Das Finanzamt schätzte zunächst die Einkünfte aus Gewerbebetrieb für das Streitjahr 2003 im Bescheid über die gesonderte und einheitliche Feststellung von Besteuerungsgrundlagen für 2003 (Gewinnfeststellungsbescheid 2003) vom 4. August 2005, da keine Steuererklärungen abgegeben worden waren. In der im Laufe des anschließenden Einspruchsverfahrens für das Streitjahr vorgelegten Gewinn- und Verlustrechnung waren Umsatzsteuernachzahlungen für Jahre bis 2001 i.H.v. 4.496,42 EUR als Betriebsausgaben angesetzt. Das Finanzamt erkannte diese Umsatzsteuerzahlungen für die Jahre bis 2001 im geänderten Gewinnfeststellungsbescheid 2003 vom 26. September 2005 nicht als Betriebsausgaben an. Auch in der Einspruchsentscheidung vom 10. April 2007 wurden die Umsatzsteuerzahlungen nicht gewinnwirksam berücksichtigt. Der Gewinn für 2003 wurde aus anderen Gründen von 33.538,41 EUR auf 32.470,42 EUR herabgesetzt und der Einspruch im Übrigen als unbegründet zurückgewiesen.

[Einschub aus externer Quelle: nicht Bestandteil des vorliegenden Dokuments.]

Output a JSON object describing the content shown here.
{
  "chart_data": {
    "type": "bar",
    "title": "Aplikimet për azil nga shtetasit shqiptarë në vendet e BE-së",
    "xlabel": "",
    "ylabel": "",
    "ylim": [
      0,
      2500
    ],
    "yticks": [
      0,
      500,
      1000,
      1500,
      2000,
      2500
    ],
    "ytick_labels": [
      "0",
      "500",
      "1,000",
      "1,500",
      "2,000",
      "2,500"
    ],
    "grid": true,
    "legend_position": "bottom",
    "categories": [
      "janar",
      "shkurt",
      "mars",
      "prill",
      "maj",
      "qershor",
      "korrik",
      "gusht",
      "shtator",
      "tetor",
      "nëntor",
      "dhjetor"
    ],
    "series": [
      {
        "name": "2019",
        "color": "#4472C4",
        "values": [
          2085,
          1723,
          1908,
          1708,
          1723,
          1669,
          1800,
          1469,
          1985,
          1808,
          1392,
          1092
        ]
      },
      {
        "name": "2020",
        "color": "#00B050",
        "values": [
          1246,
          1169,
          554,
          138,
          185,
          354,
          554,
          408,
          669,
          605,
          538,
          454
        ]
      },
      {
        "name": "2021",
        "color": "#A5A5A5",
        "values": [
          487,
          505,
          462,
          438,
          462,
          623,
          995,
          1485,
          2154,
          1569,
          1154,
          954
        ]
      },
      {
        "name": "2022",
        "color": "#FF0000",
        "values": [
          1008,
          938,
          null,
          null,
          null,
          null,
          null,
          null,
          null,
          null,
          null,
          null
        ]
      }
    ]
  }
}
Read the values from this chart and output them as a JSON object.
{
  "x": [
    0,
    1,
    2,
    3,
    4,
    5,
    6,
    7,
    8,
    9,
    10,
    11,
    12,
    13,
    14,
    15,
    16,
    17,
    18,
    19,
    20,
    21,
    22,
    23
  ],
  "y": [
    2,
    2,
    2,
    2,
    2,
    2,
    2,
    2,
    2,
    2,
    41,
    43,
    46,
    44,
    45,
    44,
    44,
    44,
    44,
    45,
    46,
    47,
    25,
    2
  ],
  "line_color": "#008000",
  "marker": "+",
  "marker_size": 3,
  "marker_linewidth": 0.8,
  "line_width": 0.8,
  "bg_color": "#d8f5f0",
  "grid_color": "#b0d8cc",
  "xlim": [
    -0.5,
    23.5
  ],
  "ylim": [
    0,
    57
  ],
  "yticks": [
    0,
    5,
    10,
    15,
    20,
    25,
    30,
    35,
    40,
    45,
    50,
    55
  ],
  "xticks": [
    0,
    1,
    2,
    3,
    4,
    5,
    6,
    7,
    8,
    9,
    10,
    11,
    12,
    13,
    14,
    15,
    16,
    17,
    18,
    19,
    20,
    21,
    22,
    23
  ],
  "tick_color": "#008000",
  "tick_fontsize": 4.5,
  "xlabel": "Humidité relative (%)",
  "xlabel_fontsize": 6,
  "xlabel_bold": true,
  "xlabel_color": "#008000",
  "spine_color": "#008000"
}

Die Klägerin macht mit der vorliegenden Klage geltend, die als Betriebsausgaben geltend gemachten Umsatzsteuerzahlungen seien im Streitjahr tatsächlich gezahlt worden. Ein falscher Bilanzansatz sei grundsätzlich in der Schlussbilanz des ersten Jahres, dessen Veranlagung geändert werden kann, erfolgswirksam richtigzustellen. Es könne nicht darauf ankommen, ob in der Schlussbilanz ein entsprechender namentlicher Posten noch vorhanden sei.

Die Klägerin beantragt,

unter Änderung des Gewinnfeststellungsbescheids 2003 vom 26. September 2005 in der Gestalt der Einspruchsentscheidung vom 10. April 2007 den Gewinn mit 27.974 EUR festzustellen.

Das Finanzamt beantragt,

die Klage abzuweisen.

Es macht geltend, dass ein Übergangsgewinn, der fehlerhaft ermittelt und bestandskräftig veranlagt wurde, nicht mehr korrigiert werden könne. Die Voraussetzungen einer Bilanzberichtigung lägen ebenfalls nicht vor, da in der Schlussbilanz zum 31. Dezember 2003 kein entsprechender Bilanzposten mehr vorgelegen habe.

 

Entscheidungsgründe

1. Die zulässige Klage hat keinen Erfolg.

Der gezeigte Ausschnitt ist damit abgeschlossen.